On one wall, she hung a collection of mismatched breadboards—the clients can pluck one off whenever the desire for cheese and crackers strikes. Deep green cabinetry grounds the room, while whimsical accent colors give it brightness.

The multifunctional banquette is Hayslett’s favorite feature because it can also double as a workstation even on quiet nights without guests.

To overcome pandemic challenges of soaring prices and scarce supplies, she sourced in-stock flooring and cabinetry with great success: Now, the galley-style space has 27 cabinets, perfect for the homeowner who loves cooking for herself and large crowds. The welcoming new atmosphere is young and vibrant. The client already has plans to host dinner parties and make lasting memories in the space.

In renovating the kitchen, Hayslett increased the total number of cabinets from eight to 27. A dishwasher by the window and sink creates a restful place for cleanup.

Since in-stock cabinetry was scarce, Hayslett opted for open shelving above the lowers in the bar area.

"It’s the perfect spot to see everything going on in the house," Hayslett says. "It’s a cozy place to relax, yet the client can also have a nice dinner party there too. Anyone sitting at the banquette feels like they are a part of the conversation in the living room or in the kitchen."

"The client now can have three times more guests over and can always be part of the conversation," says Hayslett. "Now she loves cooking more, because it’s easier to navigate through the kitchen and host big dinner parties."

HB: What was the home like before?

Linda Hayslett:The home felt small, dated, and dark. There was a lot of dark brown, olive green, and beige throughout the house. The flooring was reminiscent of the 1960s and 1980s, with linoleum tiled floor in the kitchen and carpeting throughout the home. The wall separating the kitchen from the living room area made the space feel especially cramped and compartmentalized.

HB:What was the inspiration for the makeover and how did you achieve it?

LH:The inspiration was colorful, warm, and contemporary with a bit of whimsy. My overall style goal for this project was to create a fun, welcoming atmosphere for my client, who loves to entertain. Her home hadn’t been touched since she bought it in 1999. I wanted to update her space with a contemporary colorful palette that felt big and cozy at the same time. My client wanted a fun color for the kitchen rather than white.

HB:What was the most difficult part of the renovation?

LH:Being that it was during the height of the pandemic when her project was started, we had many hiccups. We faced many delays on materials, such as flooring, scarcities for paint ingredients, and out-of-stock cabinet hardware.
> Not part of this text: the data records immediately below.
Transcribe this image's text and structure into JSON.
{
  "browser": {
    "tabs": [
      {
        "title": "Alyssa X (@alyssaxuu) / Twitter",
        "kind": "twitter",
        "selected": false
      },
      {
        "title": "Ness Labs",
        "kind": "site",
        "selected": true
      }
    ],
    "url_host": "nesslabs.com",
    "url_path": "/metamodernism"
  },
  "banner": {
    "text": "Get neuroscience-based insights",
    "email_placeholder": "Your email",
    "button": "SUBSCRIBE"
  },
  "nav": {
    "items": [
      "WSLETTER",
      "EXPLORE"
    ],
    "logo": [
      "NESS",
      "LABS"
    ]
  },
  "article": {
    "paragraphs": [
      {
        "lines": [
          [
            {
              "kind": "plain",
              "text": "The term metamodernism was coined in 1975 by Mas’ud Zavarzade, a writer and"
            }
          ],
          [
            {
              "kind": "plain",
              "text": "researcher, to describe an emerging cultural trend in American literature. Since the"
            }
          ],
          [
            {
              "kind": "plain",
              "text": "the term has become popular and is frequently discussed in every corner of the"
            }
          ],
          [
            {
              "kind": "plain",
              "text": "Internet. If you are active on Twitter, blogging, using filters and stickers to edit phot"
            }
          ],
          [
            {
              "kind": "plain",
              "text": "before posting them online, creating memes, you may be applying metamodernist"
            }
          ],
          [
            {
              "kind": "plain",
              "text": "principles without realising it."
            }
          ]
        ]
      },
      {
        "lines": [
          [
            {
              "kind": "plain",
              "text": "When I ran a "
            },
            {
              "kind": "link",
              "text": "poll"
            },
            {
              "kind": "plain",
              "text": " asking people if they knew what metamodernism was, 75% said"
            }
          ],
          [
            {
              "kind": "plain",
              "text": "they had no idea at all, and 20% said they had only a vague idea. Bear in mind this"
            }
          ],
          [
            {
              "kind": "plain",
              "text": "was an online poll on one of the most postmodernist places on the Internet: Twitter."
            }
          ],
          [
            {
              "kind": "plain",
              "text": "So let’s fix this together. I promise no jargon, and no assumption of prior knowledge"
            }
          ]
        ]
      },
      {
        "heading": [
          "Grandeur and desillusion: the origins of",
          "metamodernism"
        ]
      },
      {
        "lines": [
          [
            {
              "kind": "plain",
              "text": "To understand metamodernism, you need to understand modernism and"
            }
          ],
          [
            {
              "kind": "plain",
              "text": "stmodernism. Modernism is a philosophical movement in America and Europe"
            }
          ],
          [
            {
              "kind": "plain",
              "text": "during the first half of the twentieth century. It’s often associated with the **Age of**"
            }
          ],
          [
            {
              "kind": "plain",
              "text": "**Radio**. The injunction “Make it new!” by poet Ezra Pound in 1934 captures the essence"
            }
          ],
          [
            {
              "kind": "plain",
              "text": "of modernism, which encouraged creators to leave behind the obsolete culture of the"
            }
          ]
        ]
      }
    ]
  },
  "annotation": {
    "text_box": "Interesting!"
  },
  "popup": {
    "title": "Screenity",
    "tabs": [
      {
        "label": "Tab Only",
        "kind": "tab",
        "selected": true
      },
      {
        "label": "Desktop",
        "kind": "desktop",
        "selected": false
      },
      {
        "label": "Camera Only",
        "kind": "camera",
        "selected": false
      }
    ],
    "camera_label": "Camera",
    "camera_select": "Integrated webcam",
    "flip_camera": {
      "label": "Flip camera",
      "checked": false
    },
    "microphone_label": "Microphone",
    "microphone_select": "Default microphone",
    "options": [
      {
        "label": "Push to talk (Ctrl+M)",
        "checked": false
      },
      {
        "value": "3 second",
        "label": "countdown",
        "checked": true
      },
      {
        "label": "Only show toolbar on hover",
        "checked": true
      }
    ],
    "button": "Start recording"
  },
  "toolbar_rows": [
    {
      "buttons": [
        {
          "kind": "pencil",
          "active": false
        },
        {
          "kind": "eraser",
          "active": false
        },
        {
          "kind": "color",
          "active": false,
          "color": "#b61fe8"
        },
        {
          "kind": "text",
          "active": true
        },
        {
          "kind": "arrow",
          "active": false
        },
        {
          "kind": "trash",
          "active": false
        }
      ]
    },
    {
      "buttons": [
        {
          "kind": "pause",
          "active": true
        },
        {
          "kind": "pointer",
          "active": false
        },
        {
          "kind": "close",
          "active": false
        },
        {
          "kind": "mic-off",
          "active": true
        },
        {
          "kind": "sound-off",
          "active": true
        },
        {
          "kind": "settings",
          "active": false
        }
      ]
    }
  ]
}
On some items, we had to be patient, since we had already ordered and paid for them. But for others, such as the hardware and paint, we pivoted by cutting down on some of the cabinetry and picking what was in stock. Originally her bar area was supposed to have more cabinets, but we cut half to decrease costs and work with what supplies we could get.
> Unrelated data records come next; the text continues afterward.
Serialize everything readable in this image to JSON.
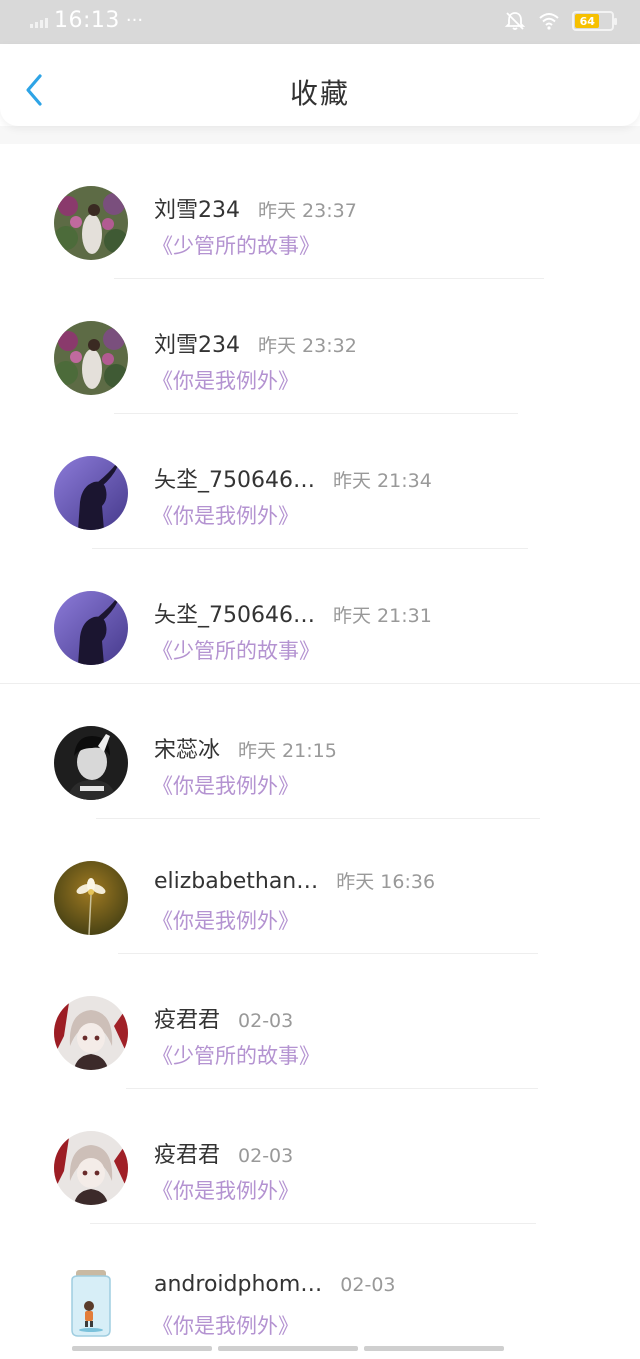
{
  "status_bar": {
    "time": "16:13",
    "dots": "···",
    "battery": "64",
    "battery_color": "#f6c000"
  },
  "header": {
    "title": "收藏"
  },
  "accent_color": "#2ea4e6",
  "book_color": "#b493d1",
  "items": [
    {
      "name": "刘雪234",
      "time": "昨天 23:37",
      "book": "《少管所的故事》",
      "avatar": "garden-photo"
    },
    {
      "name": "刘雪234",
      "time": "昨天 23:32",
      "book": "《你是我例外》",
      "avatar": "garden-photo"
    },
    {
      "name": "夨坔_750646…",
      "time": "昨天 21:34",
      "book": "《你是我例外》",
      "avatar": "purple-silhouette"
    },
    {
      "name": "夨坔_750646…",
      "time": "昨天 21:31",
      "book": "《少管所的故事》",
      "avatar": "purple-silhouette"
    },
    {
      "name": "宋蕊冰",
      "time": "昨天 21:15",
      "book": "《你是我例外》",
      "avatar": "bw-portrait"
    },
    {
      "name": "elizbabethan…",
      "time": "昨天 16:36",
      "book": "《你是我例外》",
      "avatar": "flower-photo"
    },
    {
      "name": "疫君君",
      "time": "02-03",
      "book": "《少管所的故事》",
      "avatar": "anime-girl"
    },
    {
      "name": "疫君君",
      "time": "02-03",
      "book": "《你是我例外》",
      "avatar": "anime-girl"
    },
    {
      "name": "androidphom…",
      "time": "02-03",
      "book": "《你是我例外》",
      "avatar": "jar-illustration"
    }
  ]
}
LH:We saved money and got crafty with the artwork. Most people don’t realize that artwork doesn’t need to be an actual photo or painted piece. Her kitchen area looked great, but I knew it needed something fun on the walls to make it look finished and inviting.
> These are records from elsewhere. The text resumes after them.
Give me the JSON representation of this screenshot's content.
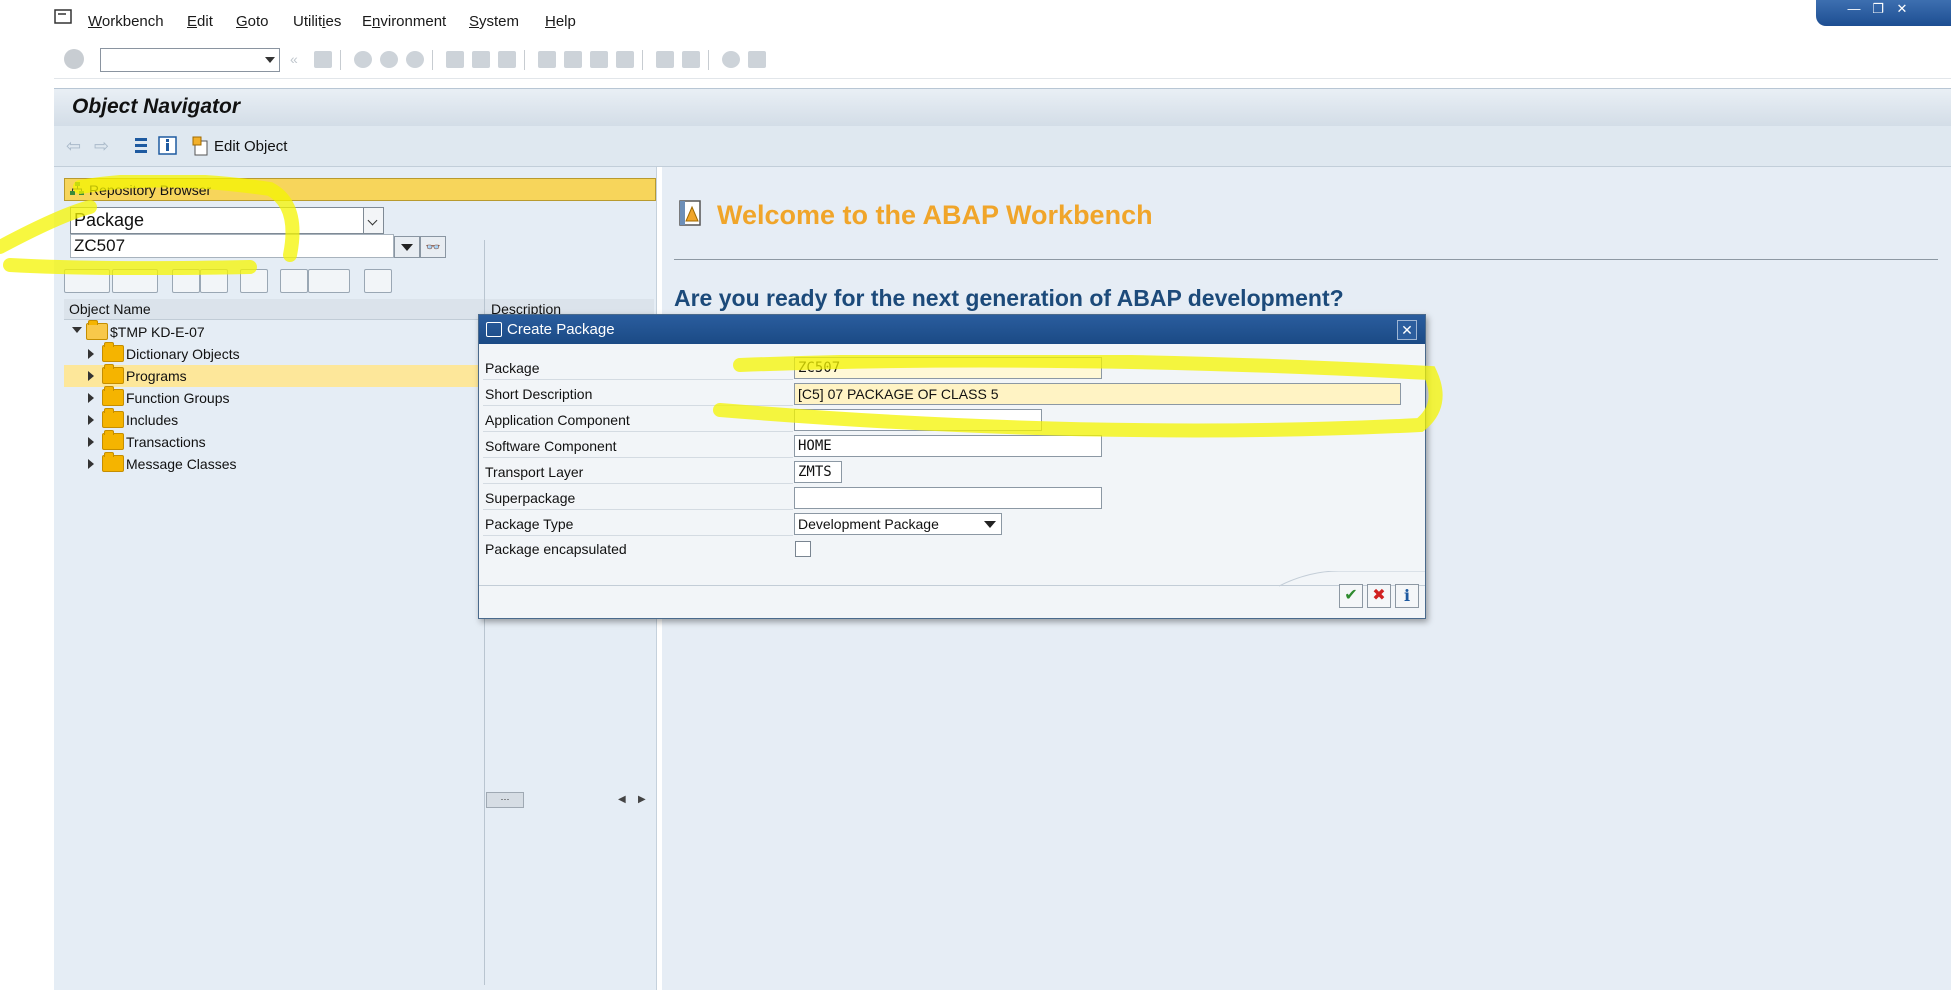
{
  "menubar": {
    "items": [
      {
        "id": "workbench",
        "pre": "",
        "u": "W",
        "post": "orkbench"
      },
      {
        "id": "edit",
        "pre": "",
        "u": "E",
        "post": "dit"
      },
      {
        "id": "goto",
        "pre": "",
        "u": "G",
        "post": "oto"
      },
      {
        "id": "utilities",
        "pre": "Utilit",
        "u": "i",
        "post": "es"
      },
      {
        "id": "environment",
        "pre": "E",
        "u": "n",
        "post": "vironment"
      },
      {
        "id": "system",
        "pre": "",
        "u": "S",
        "post": "ystem"
      },
      {
        "id": "help",
        "pre": "",
        "u": "H",
        "post": "elp"
      }
    ]
  },
  "window_controls": {
    "minimize": "—",
    "restore": "❐",
    "close": "✕"
  },
  "title": "Object Navigator",
  "app_toolbar": {
    "edit_object_label": "Edit Object"
  },
  "repository": {
    "header": "Repository Browser",
    "object_type": "Package",
    "object_name": "ZC507"
  },
  "tree": {
    "col_name": "Object Name",
    "col_desc": "Description",
    "root": "$TMP KD-E-07",
    "nodes": [
      {
        "label": "Dictionary Objects",
        "selected": false
      },
      {
        "label": "Programs",
        "selected": true
      },
      {
        "label": "Function Groups",
        "selected": false
      },
      {
        "label": "Includes",
        "selected": false
      },
      {
        "label": "Transactions",
        "selected": false
      },
      {
        "label": "Message Classes",
        "selected": false
      }
    ]
  },
  "welcome": {
    "title": "Welcome to the ABAP Workbench",
    "subtitle": "Are you ready for the next generation of ABAP development?"
  },
  "dialog": {
    "title": "Create Package",
    "fields": {
      "package": {
        "label": "Package",
        "value": "ZC507"
      },
      "short_description": {
        "label": "Short Description",
        "value": "[C5] 07 PACKAGE OF CLASS 5"
      },
      "application_component": {
        "label": "Application Component",
        "value": ""
      },
      "software_component": {
        "label": "Software Component",
        "value": "HOME"
      },
      "transport_layer": {
        "label": "Transport Layer",
        "value": "ZMTS"
      },
      "superpackage": {
        "label": "Superpackage",
        "value": ""
      },
      "package_type": {
        "label": "Package Type",
        "value": "Development Package"
      },
      "package_encapsulated": {
        "label": "Package encapsulated",
        "checked": false
      }
    }
  },
  "colors": {
    "highlighter": "#f4f400",
    "repo_header": "#f7d55b",
    "welcome_title": "#f0a52a",
    "dialog_title_bar": "#1b4a85",
    "ready_text": "#1c4a7a"
  }
}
I thought it would be great to do a wall with different cheese boards that could also function as platters when she had parties. This saved money. I displayed different shaped and styled cheese boards across from the bar area because I thought it would have a great impact contrasting the large white wall at the entrance of the space. This also helps with storage, as the boards don’t take up cabinet space and can be used whenever she wants to entertain.